ROCm / ROCK-Kernel-Driver

AMDGPU Driver with KFD used by the ROCm project. Also contains the current Linux Kernel that matches this base driver
Other
320 stars 97 forks source link

Rock-kernel API for ktread options? #146

Open jpsollie opened 1 year ago

jpsollie commented 1 year ago

A few days ago, I gave up on hardware raid (due to having MANY issues with different controllers) and am preparing to go for linux software raid instead.

An idea I'm playing with, is to see whether I can develop a mod so the linux kernel uses the GPU when available (HSA / amdkfd) so the CPU isn't loaded by performing raid 6 calculations to verify integrity. It has other jobs to do.

I know openCL, but is there a way to use HSA /amdkfd in the linux kernel directly without an external llvm-based compiler? and if so, is there ANY documentation about that?

fxkamd commented 1 year ago

I don't know of any precedent of using OpenCL in kernel mode. It requires significant user mode SW that would not be practical to run in kernel mode. I won't even mention the potential security implications. If you want to use GPU computing in kernel mode, you'd have to do this at a much lower level, offline-compiled shader code, and a simple kernel-mode runtime to dispatch the compute jobs to the GPU, setup the parameters and memory mappings etc. Shader ISA varies between different GPU generations, so this would not be portable at all. Maybe you could load the shader code from a user mode helper. You'd also need some kind of kernel mode interface from RAID to the GPU driver. Finally, if the GPU ever crashes, you risk data corruption on your drives without some very careful error/timeout handling. Given that the point of RAID is improved reliability and data integrity, I would recommend against using GPUs, except maybe some recent data-center GPUs that support RAS (e.g. ECC for VRAM etc.).

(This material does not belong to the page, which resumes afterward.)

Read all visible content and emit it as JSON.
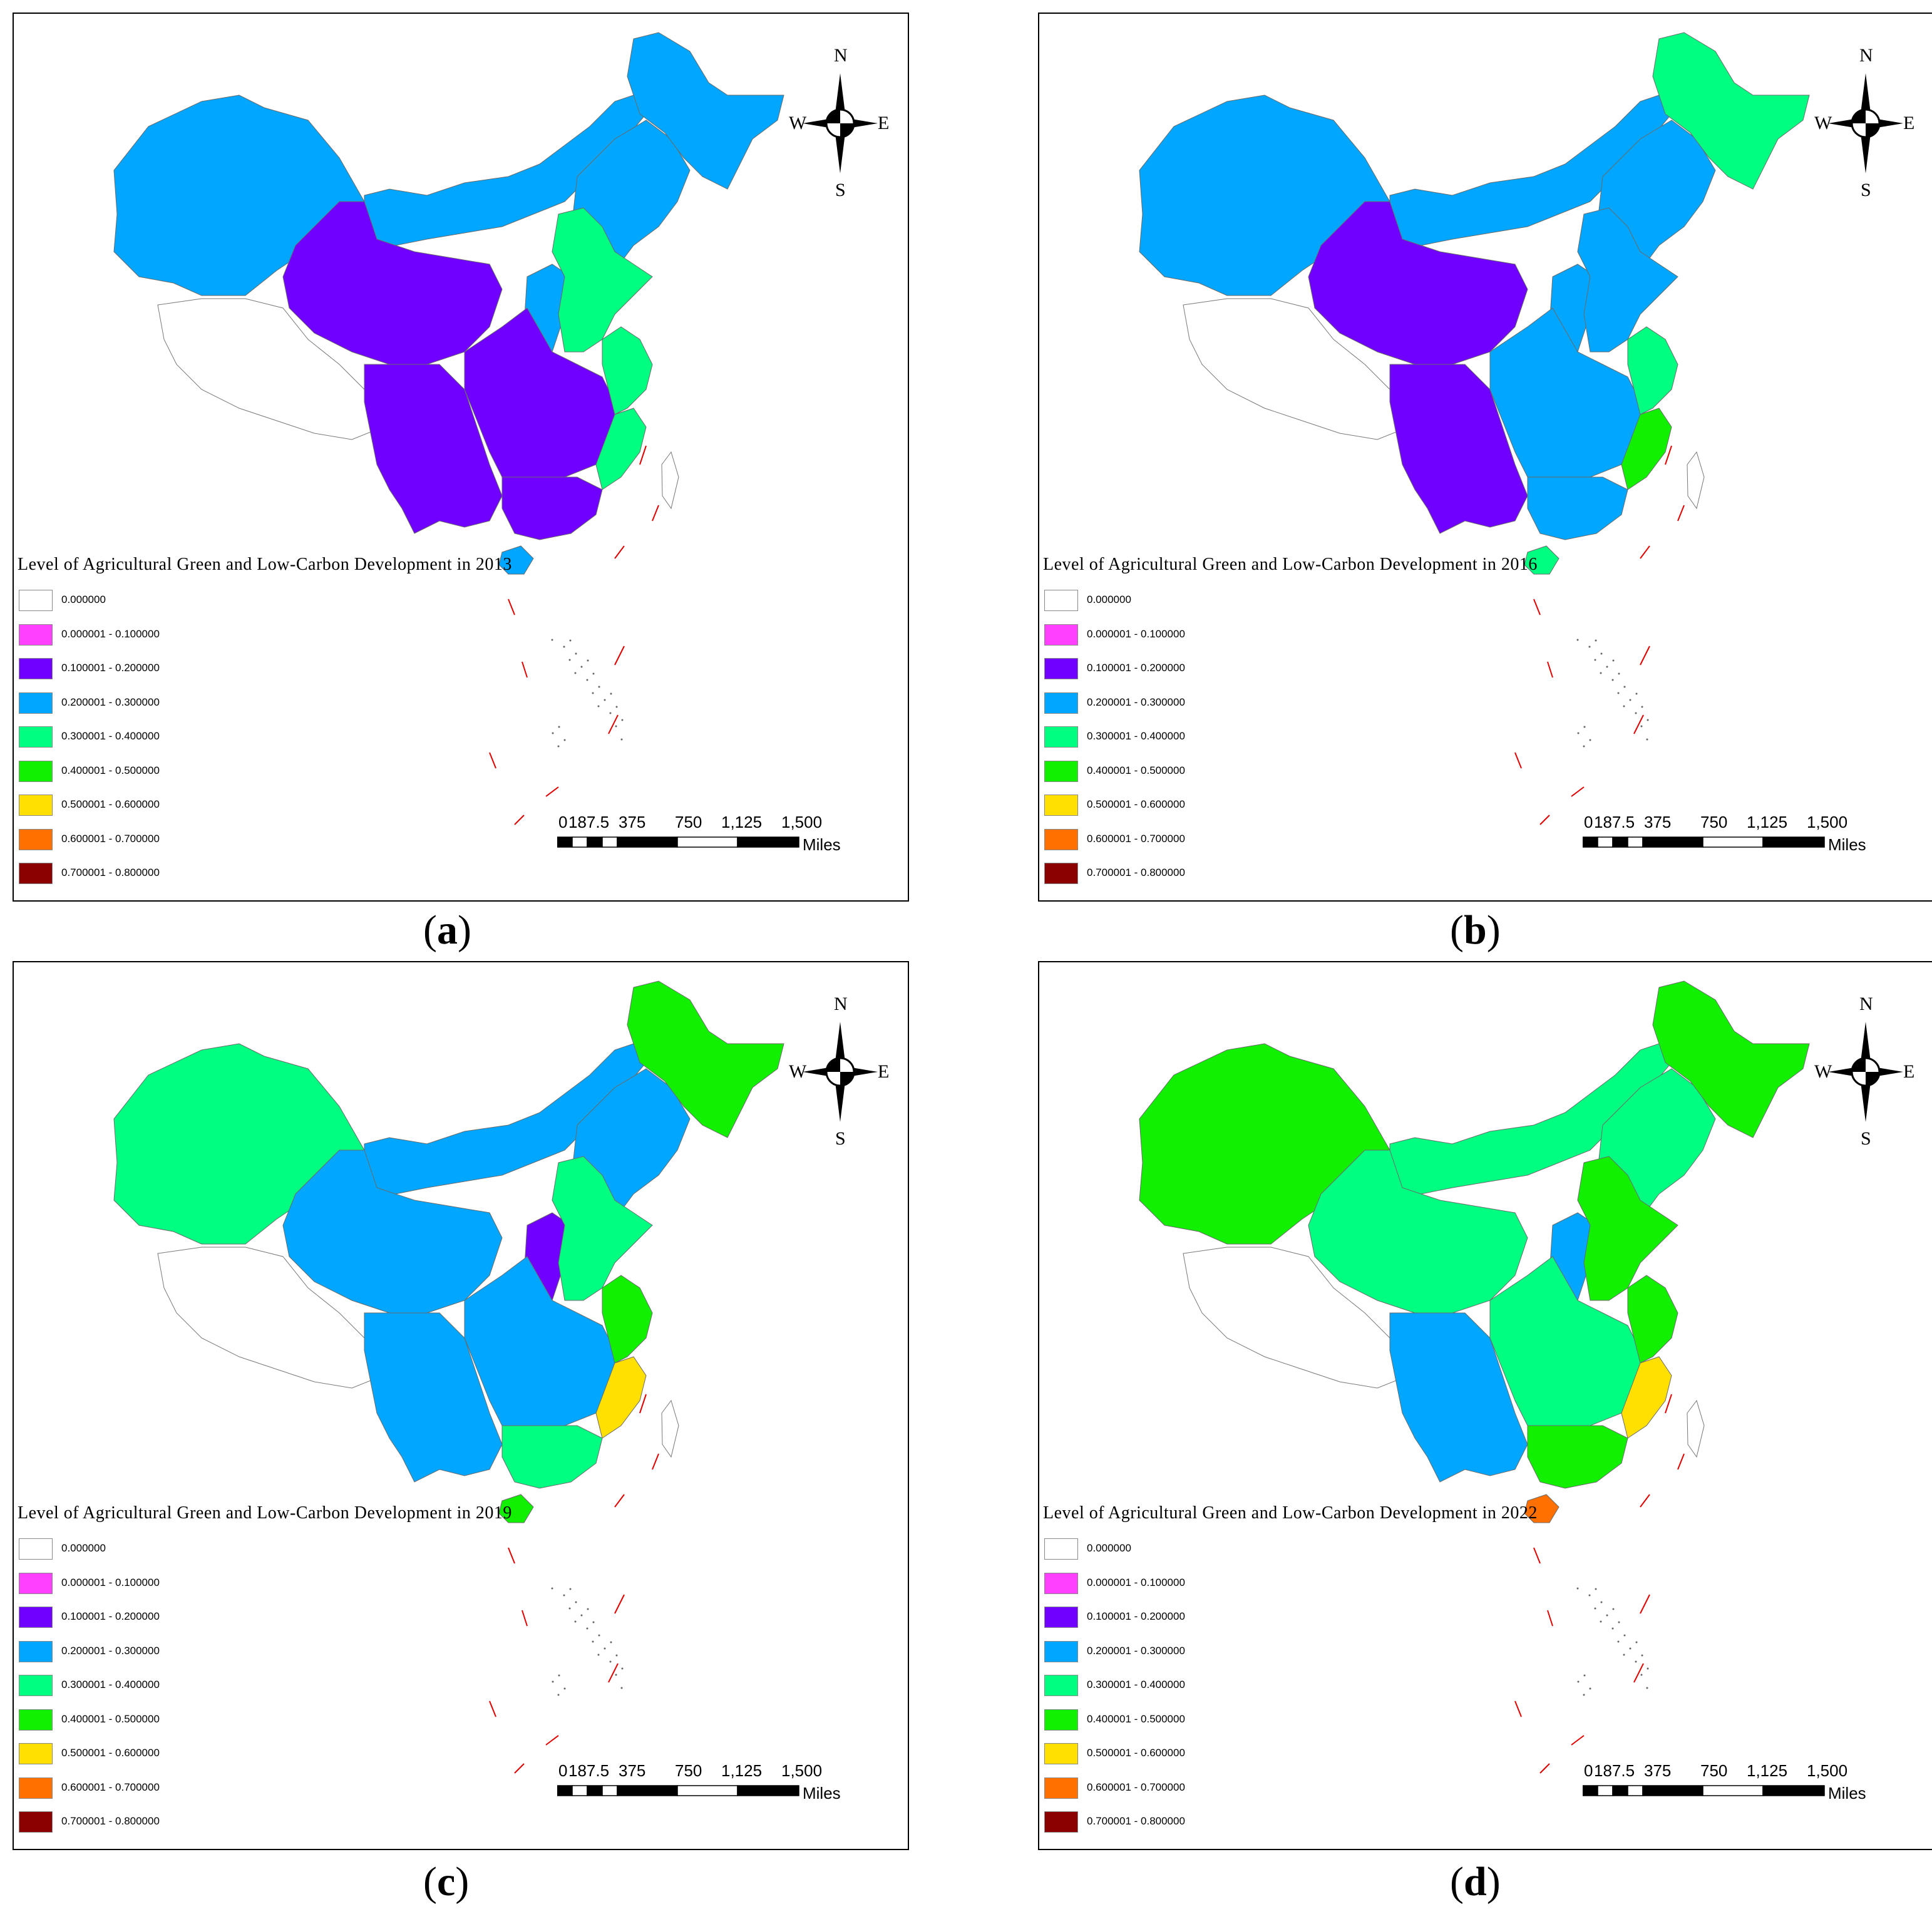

jpsollie commented 1 year ago

I don't know of any precedent of using OpenCL in kernel mode. It requires significant user mode SW that would not be practical to run in kernel mode. I won't even mention the potential security implications. If you want to use GPU computing in kernel mode, you'd have to do this at a much lower level, offline-compiled shader code, and a simple kernel-mode runtime to dispatch the compute jobs to the GPU, setup the parameters and memory mappings etc. Shader ISA varies between different GPU generations, so this would not be portable at all. Maybe you could load the shader code from a user mode helper. You'd also need some kind of kernel mode interface from RAID to the GPU driver. Finally, if the GPU ever crashes, you risk data corruption on your drives without some very careful error/timeout handling. Given that the point of RAID is improved reliability and data integrity, I would recommend against using GPUs, except maybe some recent data-center GPUs that support RAS (e.g. ECC for VRAM etc.).

Thanks for your reply, I am aware of the risk of GPU offloading, though I'd wonder whether ECC memory would be a big deal here: I want the GPU to verify the correctness of the 2 ecc strips when performing a read operation, or recalculate missing data in case of a degraded array. The second is an atomic operation when you have a journal. But it looks pretty complex indeed. Do you think the 6.2 accel subsystem may be of any use?

ppanchad-amd commented 3 weeks ago

@jpsollie Do you still require assistance with this ticket? If not, please close the ticket. Thanks!